Ah! Não haver um Júlio Dinis moderno e sem pupilas que nos iniciasse no estrabismo das inglesas! Porque é esse, António, um dos maiores «ufes!» que elas podem dar. Olho em nós e, ao mesmo tempo, olho no infinito; olho na nossa cara (nós) e, simultaneamente, olho na nossa nuca (infinito)! Já teria sido você, António, enlaçado-largado por um directo-errabundo olhar inglês desses?
Não?
Que sorte o meu amigo teve!...
Se a espanhola é o andar, a inglesa é o olhar. Das espanholas, desses sinos moventes, tiveram nossos avós estendida experiência. Já a candura explosiva, a inocência incendiária das inglesas pôs menos fogos nos nossos relentos machistas. É que, dumas às outras, o passo é largo. Chama-se espiritualidade.

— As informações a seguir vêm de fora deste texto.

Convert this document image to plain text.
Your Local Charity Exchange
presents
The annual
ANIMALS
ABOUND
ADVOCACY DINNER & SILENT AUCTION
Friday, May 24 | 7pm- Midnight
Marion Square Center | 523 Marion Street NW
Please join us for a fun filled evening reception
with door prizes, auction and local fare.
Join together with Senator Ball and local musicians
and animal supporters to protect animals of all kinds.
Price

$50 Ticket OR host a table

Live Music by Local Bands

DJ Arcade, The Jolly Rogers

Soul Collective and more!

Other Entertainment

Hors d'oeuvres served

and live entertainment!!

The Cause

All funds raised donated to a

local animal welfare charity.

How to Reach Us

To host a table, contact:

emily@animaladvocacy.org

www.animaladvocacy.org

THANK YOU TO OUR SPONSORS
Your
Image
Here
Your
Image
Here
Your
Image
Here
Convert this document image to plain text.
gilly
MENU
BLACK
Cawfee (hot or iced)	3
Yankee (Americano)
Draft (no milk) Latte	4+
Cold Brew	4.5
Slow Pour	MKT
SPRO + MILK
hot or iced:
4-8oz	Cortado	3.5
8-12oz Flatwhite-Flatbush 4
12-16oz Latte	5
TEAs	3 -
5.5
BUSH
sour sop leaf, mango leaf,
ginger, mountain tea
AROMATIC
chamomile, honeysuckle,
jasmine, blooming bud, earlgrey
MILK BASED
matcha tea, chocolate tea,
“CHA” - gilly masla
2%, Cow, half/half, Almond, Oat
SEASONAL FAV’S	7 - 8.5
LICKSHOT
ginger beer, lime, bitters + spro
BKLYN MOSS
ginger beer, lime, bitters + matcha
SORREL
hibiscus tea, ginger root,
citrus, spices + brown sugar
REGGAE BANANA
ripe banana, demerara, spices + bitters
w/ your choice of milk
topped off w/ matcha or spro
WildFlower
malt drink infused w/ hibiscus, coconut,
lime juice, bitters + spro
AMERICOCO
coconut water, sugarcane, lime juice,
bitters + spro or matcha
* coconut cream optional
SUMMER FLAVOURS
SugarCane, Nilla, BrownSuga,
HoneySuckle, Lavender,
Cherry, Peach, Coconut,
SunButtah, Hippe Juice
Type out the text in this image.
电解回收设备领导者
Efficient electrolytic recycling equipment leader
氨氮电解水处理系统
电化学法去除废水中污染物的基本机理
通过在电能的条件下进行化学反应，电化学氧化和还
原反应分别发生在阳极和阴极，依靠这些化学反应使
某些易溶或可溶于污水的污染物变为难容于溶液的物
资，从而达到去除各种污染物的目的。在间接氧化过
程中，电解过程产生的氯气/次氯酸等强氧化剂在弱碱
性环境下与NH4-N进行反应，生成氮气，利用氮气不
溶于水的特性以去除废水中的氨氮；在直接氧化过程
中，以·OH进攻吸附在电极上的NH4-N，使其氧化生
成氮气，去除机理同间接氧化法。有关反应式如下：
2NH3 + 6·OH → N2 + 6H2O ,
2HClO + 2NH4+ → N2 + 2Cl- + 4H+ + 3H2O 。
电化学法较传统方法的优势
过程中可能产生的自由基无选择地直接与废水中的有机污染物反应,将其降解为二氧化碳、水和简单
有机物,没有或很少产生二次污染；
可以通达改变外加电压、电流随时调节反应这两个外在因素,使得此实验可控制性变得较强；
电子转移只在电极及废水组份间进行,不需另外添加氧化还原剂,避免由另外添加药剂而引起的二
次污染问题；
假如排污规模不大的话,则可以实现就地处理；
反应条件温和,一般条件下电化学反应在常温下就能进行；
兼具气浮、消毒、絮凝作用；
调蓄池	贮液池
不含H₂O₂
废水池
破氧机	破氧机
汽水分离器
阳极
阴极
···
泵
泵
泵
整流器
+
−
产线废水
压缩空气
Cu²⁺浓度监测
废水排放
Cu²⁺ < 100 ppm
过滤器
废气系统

A inglesa que está longe não é - vejo-o agora! - uma pessoa dessas que ainda se dão ao luxo de ter biografia. A inglesa que está longe, caro António, é apenas o olho de inglesa que erra pelo infinito, quer dizer, que o olha a você na nuca. Falta-lhe ainda o olho que o olha de frente, que o olha patente. Só então terá você completado a sua inglesa, o estrabismo de eleição, em suma, a perfeição!
Defenda-se, António, da inglesa de olhar longe-perto! Pode ser a sua hora da verdade..."
Alexandre O'Neill, in "Já cá não está quem falou"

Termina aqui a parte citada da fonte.